Émile : cordonnier
“A force d’être seul, on apprend à écouter, on ne parle plus, ou alors seulement avec soi-même, comme pour se donner l’illusion d’une présence.
On apprend aussi à voir, à comprendre les gens et à leur pardonner.”
Ainsi parlait le vieil Émile : mon ami cordonnier.
Émile avait l’âge de ses cheveux blancs, un âge où l’on ne vieillit plus, ou alors plus qu’une seule fois, définitivement.
Émile habitait une petite maison. Par la fenêtre ouverte s’échappait une chanson.
C’était son marteau, régulier comme un battement de coeur qui saluait le retour des saisons.
J’avais fait la connaissance d’Émile quand j’étais gosse.
Un jour, sur le chemin de l’école, quelqu’un m’avait interpellé :
“ Eh, petit, tu ne voudrais pas me rapporter mon pain ?”
Depuis ce jour-là, quand le ciel était gris, j’allais retrouver mon ami.
Dans son échoppe ce sont les odeurs qui vous accueillaient : celles du cuir et les autres, plus fortes, du cirage et de la térébenthine.
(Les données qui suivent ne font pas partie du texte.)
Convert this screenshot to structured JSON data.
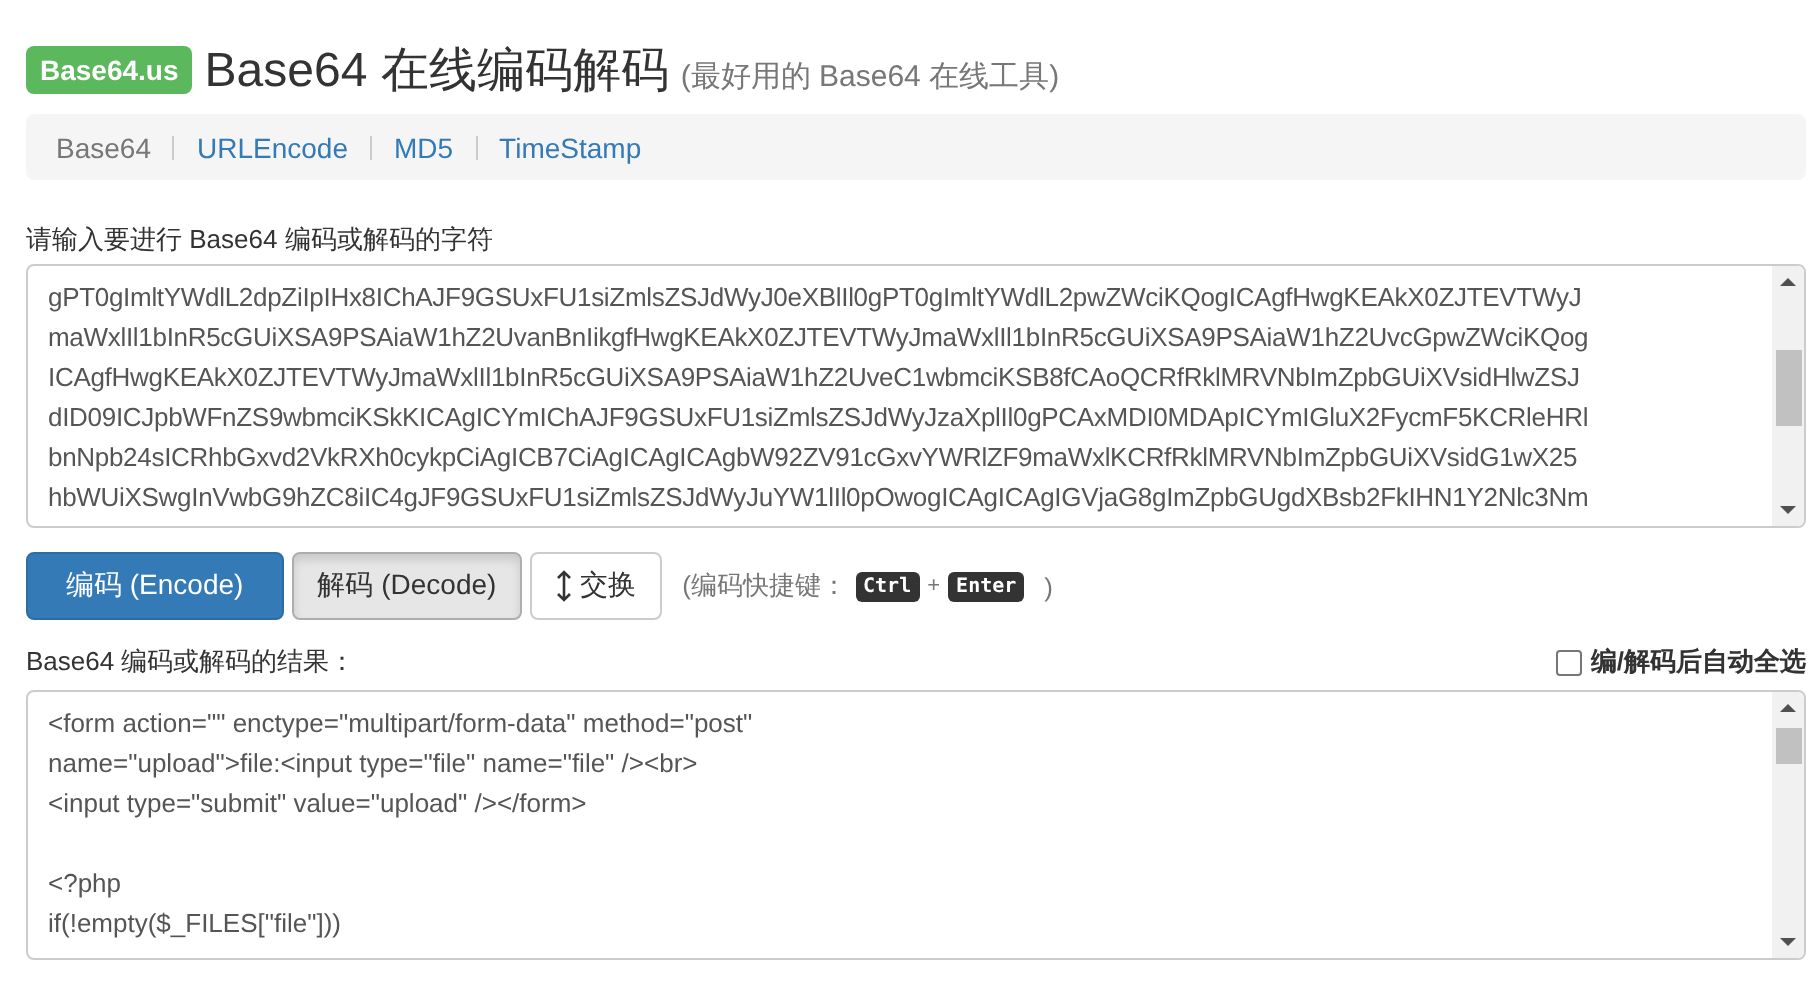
{
  "header": {
    "badge": "Base64.us",
    "title": "Base64 在线编码解码",
    "subtitle": "(最好用的 Base64 在线工具)"
  },
  "nav": [
    {
      "label": "Base64",
      "selected": true
    },
    {
      "label": "URLEncode",
      "selected": false
    },
    {
      "label": "MD5",
      "selected": false
    },
    {
      "label": "TimeStamp",
      "selected": false
    }
  ],
  "input": {
    "label": "请输入要进行 Base64 编码或解码的字符",
    "lines": [
      "gPT0gImltYWdlL2dpZiIpIHx8IChAJF9GSUxFU1siZmlsZSJdWyJ0eXBlIl0gPT0gImltYWdlL2pwZWciKQogICAgfHwgKEAkX0ZJTEVTWyJ",
      "maWxlIl1bInR5cGUiXSA9PSAiaW1hZ2UvanBnIikgfHwgKEAkX0ZJTEVTWyJmaWxlIl1bInR5cGUiXSA9PSAiaW1hZ2UvcGpwZWciKQog",
      "ICAgfHwgKEAkX0ZJTEVTWyJmaWxlIl1bInR5cGUiXSA9PSAiaW1hZ2UveC1wbmciKSB8fCAoQCRfRklMRVNbImZpbGUiXVsidHlwZSJ",
      "dID09ICJpbWFnZS9wbmciKSkKICAgICYmIChAJF9GSUxFU1siZmlsZSJdWyJzaXplIl0gPCAxMDI0MDApICYmIGluX2FycmF5KCRleHRl",
      "bnNpb24sICRhbGxvd2VkRXh0cykpCiAgICB7CiAgICAgICAgbW92ZV91cGxvYWRlZF9maWxlKCRfRklMRVNbImZpbGUiXVsidG1wX25",
      "hbWUiXSwgInVwbG9hZC8iIC4gJF9GSUxFU1siZmlsZSJdWyJuYW1lIl0pOwogICAgICAgIGVjaG8gImZpbGUgdXBsb2FkIHN1Y2Nlc3Nm"
    ]
  },
  "buttons": [
    {
      "label": "编码 (Encode)",
      "kind": "primary"
    },
    {
      "label": "解码 (Decode)",
      "kind": "active"
    },
    {
      "label": "交换",
      "kind": "swap"
    }
  ],
  "shortcut": {
    "prefix": "(编码快捷键：",
    "keys": [
      "Ctrl",
      "Enter"
    ],
    "plus": "+",
    "suffix": ")"
  },
  "output": {
    "label": "Base64 编码或解码的结果：",
    "auto_select": {
      "label": "编/解码后自动全选",
      "checked": false
    },
    "paragraphs": [
      [
        "<form action=\"\" enctype=\"multipart/form-data\" method=\"post\"",
        "name=\"upload\">file:<input type=\"file\" name=\"file\" /><br>",
        "<input type=\"submit\" value=\"upload\" /></form>"
      ],
      [
        "<?php",
        "if(!empty($_FILES[\"file\"]))"
      ]
    ]
  }
}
Puis c’étaient les bruits, toujours les mêmes : le marteau qui retombait régulièrement et le cliquetis de la grosse machine à coudre.
Marquées à la craie blanche, les chaussures attendaient sur les rayons.
De temps en temps, Émile disait :
“Passe moi les brunes ou les noires.”.
Il avait dans ses gestes, comme du respect ou alors comme de la tristesse.
“Vois-tu, petit, – me disait-il – c’est bien triste, ces chaussures-là. On prétend que c’est du cuir, mais moi, on ne me trompe pas.”
Alors, après un grand soupir, Émile les réparait quand même.
Emile ne me parlait jamais de sa femme et de ses enfants ; si bien que je ne savais même pas s’il avait une famille.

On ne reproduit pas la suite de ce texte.